A distanza di un anno dalle dichiarazioni alla stampa del Ministro Madia finalmente si legge una prima bozza della direttiva che dovrebbe dare avvio alla contrattazione nel pubblico impiego.
Verrebbe introdotto il “welfare aziendale” anche nel settore pubblico in analogia con il settore privato, dovrebbero valorizzarsi gli strumenti che concilierebbero i tempi di vita e tempi di lavoro al fine di garantire i benefici tanto per i lavoratori che per l’organizzazione in termini di produttività e di qualità dei servizi resi, unitarietà del contratto collettivo con la previsione di eventuali “parti speciali o sezioni dirette a normare taluni peculiari aspetti del rapporto di lavoro”, è quanto emerge dalla bozza della direttiva.

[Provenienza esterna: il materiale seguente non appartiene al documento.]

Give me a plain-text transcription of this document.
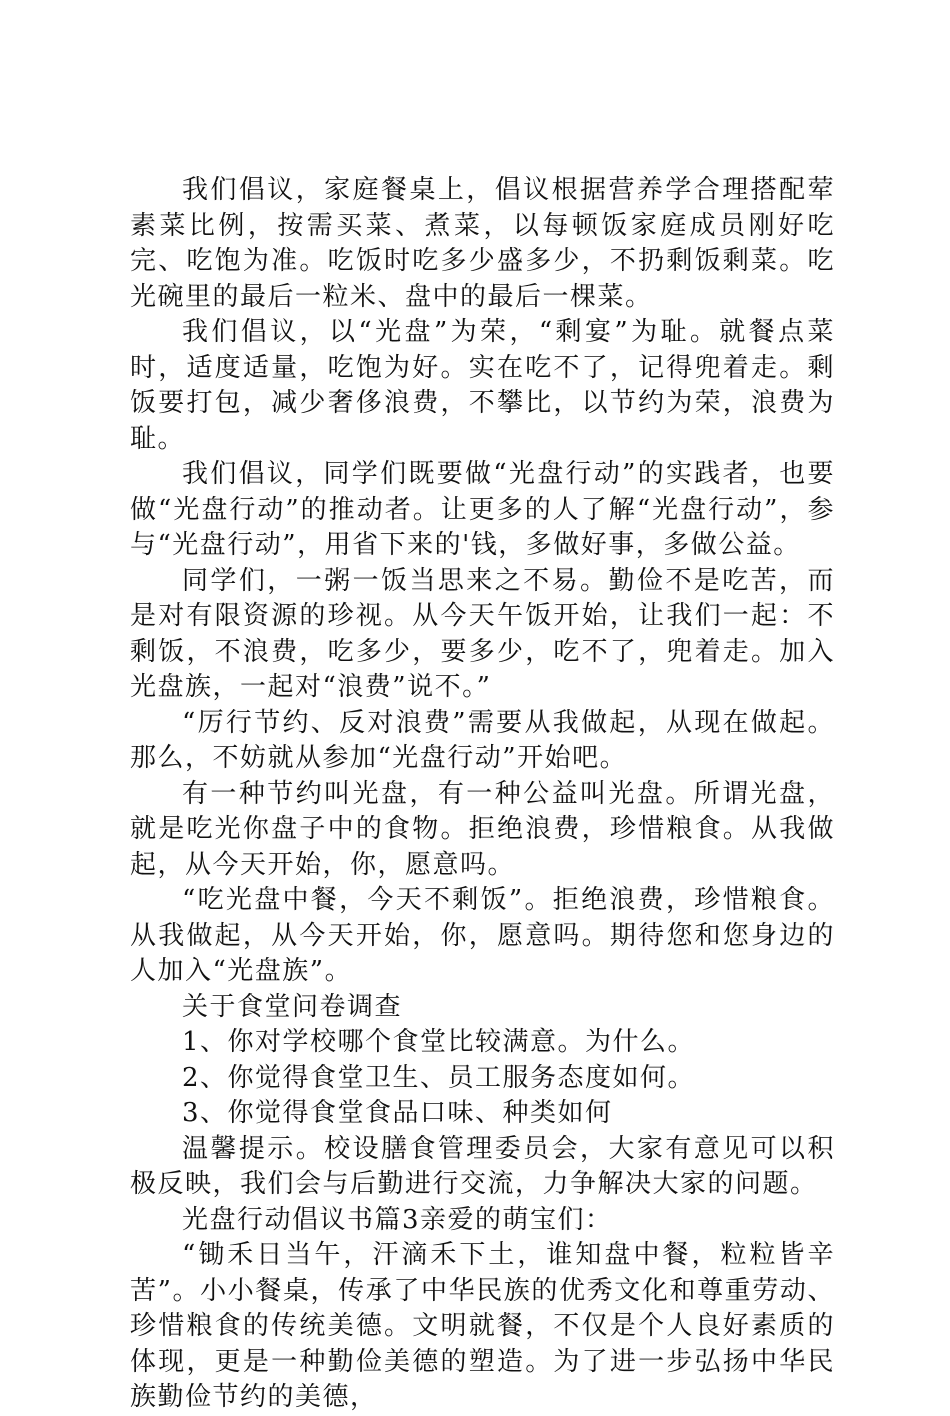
我们倡议，家庭餐桌上，倡议根据营养学合理搭配荤素菜比例，按需买菜、煮菜，以每顿饭家庭成员刚好吃完、吃饱为准。吃饭时吃多少盛多少，不扔剩饭剩菜。吃光碗里的最后一粒米、盘中的最后一棵菜。

我们倡议，以“光盘”为荣，“剩宴”为耻。就餐点菜时，适度适量，吃饱为好。实在吃不了，记得兜着走。剩饭要打包，减少奢侈浪费，不攀比，以节约为荣，浪费为耻。

我们倡议，同学们既要做“光盘行动”的实践者，也要做“光盘行动”的推动者。让更多的人了解“光盘行动”，参与“光盘行动”，用省下来的'钱，多做好事，多做公益。

同学们，一粥一饭当思来之不易。勤俭不是吃苦，而是对有限资源的珍视。从今天午饭开始，让我们一起：不剩饭，不浪费，吃多少，要多少，吃不了，兜着走。加入光盘族，一起对“浪费”说不。”

“厉行节约、反对浪费”需要从我做起，从现在做起。那么，不妨就从参加“光盘行动”开始吧。

有一种节约叫光盘，有一种公益叫光盘。所谓光盘，就是吃光你盘子中的食物。拒绝浪费，珍惜粮食。从我做起，从今天开始，你，愿意吗。

“吃光盘中餐，今天不剩饭”。拒绝浪费，珍惜粮食。从我做起，从今天开始，你，愿意吗。期待您和您身边的人加入“光盘族”。

关于食堂问卷调查

1、你对学校哪个食堂比较满意。为什么。

2、你觉得食堂卫生、员工服务态度如何。

3、你觉得食堂食品口味、种类如何

温馨提示。校设膳食管理委员会，大家有意见可以积极反映，我们会与后勤进行交流，力争解决大家的问题。

光盘行动倡议书篇3亲爱的萌宝们：

“锄禾日当午，汗滴禾下土，谁知盘中餐，粒粒皆辛苦”。小小餐桌，传承了中华民族的优秀文化和尊重劳动、珍惜粮食的传统美德。文明就餐，不仅是个人良好素质的体现，更是一种勤俭美德的塑造。为了进一步弘扬中华民族勤俭节约的美德，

“È uno scenario sconfortante, dichiara Claudia Ratti, segretario generale Confintesa Funzione Pubblica, in cui questa classe politica non è stata in grado di avviare tempestivamente le trattative per il rinnovo dei contratti dei dipendenti pubblici e ora chiede ai quattro contratti nazionali di destinare all’aumento delle voci fisse tutti i soldi già stanziati (300 milioni sul 2016, 900 sul 2017 e 1,2 miliardi dal 2018), mentre ai trattamenti accessori legati a performance e condizioni di lavoro dovranno pensare le risorse ulteriori. Una coperta corta che, d’altra parte, non risolve il problema di compensare la perdita del «bonus Renzi» ai circa 200 mila dipendenti pubblici che hanno redditi fra 24 e 26mila euro”.
Nella direttiva si invita l’ARAN a negoziare la disciplina dei permessi ex L.104/1992 e di quelli per donazione di sangue prevedendo un congruo preavviso anche mediante una programmazione mensile.
“Come si può negoziare la disciplina di permessi riconosciuti dalla legge? Il Dipartimento della Funzione Pubblica non è nuovo a queste invenzioni” continua Claudia Ratti “ricordiamo la famosa Circolare Madia (n.2/2014) che prevedeva l’utilizzo dei permessi personali ai dipendenti pubblici per sottoporsi a visite specialistiche annullata dal Tar del Lazio con la sentenza numero 5714 del 2015”.
“I dipendenti pubblici – aggiunge – hanno aspettato la riforma del Pubblico Impiego ed il rinnovo del Contratto Collettivo che fornisca gli strumenti per valutare la professionalità, l’impegno, che ci sia una differenziazione tra chi lavora e chi si limita a timbrare, regolarmente, il cartellino. I dipendenti pubblici vogliono che ci sia una prospettiva di crescita economica di pari passo con la carriera ed invece a distanza di anni ci sono solo parole. Bisogna riformare, sperimentare, premiare e rischiare. Dobbiamo puntare ad una dirigenza seria che sia capace di creare un gruppo di lavoro, di un dirigente che sia riconosciuto come un vero leader, dove il gruppo (benché di dipendenti pubblici) lavora per raggiungere degli obiettivi”.
“La Federazione INTESA – conclude Claudia Ratti – ha già dato diffusione della proposta di piattaforma contrattuale perché siamo convinti che il Sindacato debba fare la propria parte ed è indispensabile che la burocrazia e la politica diano un’accelerazione per non perdere quel poco di credibilità che ancora resta”.